Dengan cara ini, kolaborasi ini mendorong siswa untuk mendapatkan pengalaman langsung dan pembelajaran berbasis proyek (PBL). I Putu Arta menjelaskan, ada 40 mahasiswa yang terlibat langsung dalam proyek ini. “Total ada 8 program studi, yaitu D3 dan D4 Desain dan Teknik Sipil Angkatan Laut, D3 Teknik Arsitektur Perkapalan, D3 dan D4 Teknik Perkapalan, D3 dan D4 Teknik Elektro Angkatan Laut serta D3 dan D4 Administrasi Niaga.” Jelasnya.

Hilirisasi Produk Melalui Program Matching Fund
Selain mendukung pembelajaran mahasiswa di kampus, kerjasama ini juga dapat menjadikan dunia pendidikan sebagai mesin inovasi kreatif yang mendorong percepatan proses hilirisasi teknologi di Indonesia. Hilirisasi ini terlihat pada salah satu produk hasil MF Funding 2021 yaitu “Hilirisasi Produk RFID Transponder dan Aplikasinya untuk Inventarisasi Barang” oleh Budi Sugandi dari Politeknik Negeri (Polibatam) Batam.

Produk unggulan yang dihasilkan dari kegiatan hilirisasi ini adalah RFID tag transponder beserta aplikasi inventory inventory-nya.
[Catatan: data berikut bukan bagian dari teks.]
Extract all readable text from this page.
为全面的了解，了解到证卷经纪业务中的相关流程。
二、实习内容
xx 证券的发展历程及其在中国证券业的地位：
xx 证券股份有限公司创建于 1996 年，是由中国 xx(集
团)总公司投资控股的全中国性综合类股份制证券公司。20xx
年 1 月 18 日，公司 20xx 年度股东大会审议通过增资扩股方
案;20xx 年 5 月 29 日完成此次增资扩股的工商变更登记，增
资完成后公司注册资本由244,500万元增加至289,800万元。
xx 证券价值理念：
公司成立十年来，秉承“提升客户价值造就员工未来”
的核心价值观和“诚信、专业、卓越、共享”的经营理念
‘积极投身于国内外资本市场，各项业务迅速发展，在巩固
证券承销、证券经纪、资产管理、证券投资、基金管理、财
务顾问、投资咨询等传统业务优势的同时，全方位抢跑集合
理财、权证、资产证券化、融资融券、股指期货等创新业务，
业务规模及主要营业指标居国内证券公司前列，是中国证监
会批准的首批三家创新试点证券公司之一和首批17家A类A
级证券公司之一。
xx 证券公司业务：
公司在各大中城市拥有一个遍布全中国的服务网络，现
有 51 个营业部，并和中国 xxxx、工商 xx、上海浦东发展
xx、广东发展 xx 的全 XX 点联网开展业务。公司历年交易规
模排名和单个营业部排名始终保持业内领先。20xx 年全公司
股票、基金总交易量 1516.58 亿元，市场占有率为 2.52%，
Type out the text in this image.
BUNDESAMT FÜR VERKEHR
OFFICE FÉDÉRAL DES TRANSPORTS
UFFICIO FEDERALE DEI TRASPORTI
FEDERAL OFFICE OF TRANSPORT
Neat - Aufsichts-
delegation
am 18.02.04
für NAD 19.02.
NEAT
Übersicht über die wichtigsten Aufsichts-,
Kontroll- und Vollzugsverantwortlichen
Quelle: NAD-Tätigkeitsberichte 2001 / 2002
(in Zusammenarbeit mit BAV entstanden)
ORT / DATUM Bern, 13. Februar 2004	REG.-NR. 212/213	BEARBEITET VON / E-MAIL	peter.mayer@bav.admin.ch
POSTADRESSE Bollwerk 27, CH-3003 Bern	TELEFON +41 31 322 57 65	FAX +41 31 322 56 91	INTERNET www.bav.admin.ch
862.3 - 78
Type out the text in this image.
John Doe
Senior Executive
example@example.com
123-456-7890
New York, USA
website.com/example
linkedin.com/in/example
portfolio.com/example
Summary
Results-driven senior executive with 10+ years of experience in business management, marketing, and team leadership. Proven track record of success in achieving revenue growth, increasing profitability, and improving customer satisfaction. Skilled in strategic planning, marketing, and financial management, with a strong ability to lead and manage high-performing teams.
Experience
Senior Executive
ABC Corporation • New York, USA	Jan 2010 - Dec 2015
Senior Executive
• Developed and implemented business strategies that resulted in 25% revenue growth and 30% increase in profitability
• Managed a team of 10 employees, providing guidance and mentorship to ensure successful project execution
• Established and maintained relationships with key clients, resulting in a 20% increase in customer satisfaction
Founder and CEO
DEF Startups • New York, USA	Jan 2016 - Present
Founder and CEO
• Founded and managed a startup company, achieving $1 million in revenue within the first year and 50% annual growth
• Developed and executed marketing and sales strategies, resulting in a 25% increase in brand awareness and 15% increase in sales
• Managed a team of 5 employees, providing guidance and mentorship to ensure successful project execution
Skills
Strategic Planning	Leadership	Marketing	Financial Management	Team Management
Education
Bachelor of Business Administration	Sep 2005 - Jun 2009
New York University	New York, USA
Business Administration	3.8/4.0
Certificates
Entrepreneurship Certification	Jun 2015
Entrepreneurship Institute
Produk tag RFID yang berhasil diproduksi memiliki desain yang unik dengan geometri tag RFID berbentuk elips. Antena tag RFID yang berhasil diproduksi berbentuk elips dengan panjang elips 30 mm dan lebar 20 mm. Dengan bentuk yang unik ini, tag RFID Polybatam berpotensi untuk mendapatkan hak cipta desain industri serta paten sederhana.

Beberapa hal yang diperiksa pada antena tag RFID yang diproduksi antara lain kabel antena, korosi yang terjadi pada pad dan kabel antena, dan pemeriksaan lain yang berkaitan dengan kualitas antena. Selain produk unggulan berupa RFID tag, Polbatam telah berhasil mengembangkan sistem aplikasi yang terintegrasi bersama dengan mitra industri yaitu PT Starcom Technology Indonesia.

Hasil optimal terkait pengembangan sistem aplikasi terintegrasi antara lain fungsi akses data untuk administrasi, fungsi akses menu untuk administrasi, fungsi CRUD (Create, Read, Update, Delete) dan fungsi aktivasi user dan lupa password.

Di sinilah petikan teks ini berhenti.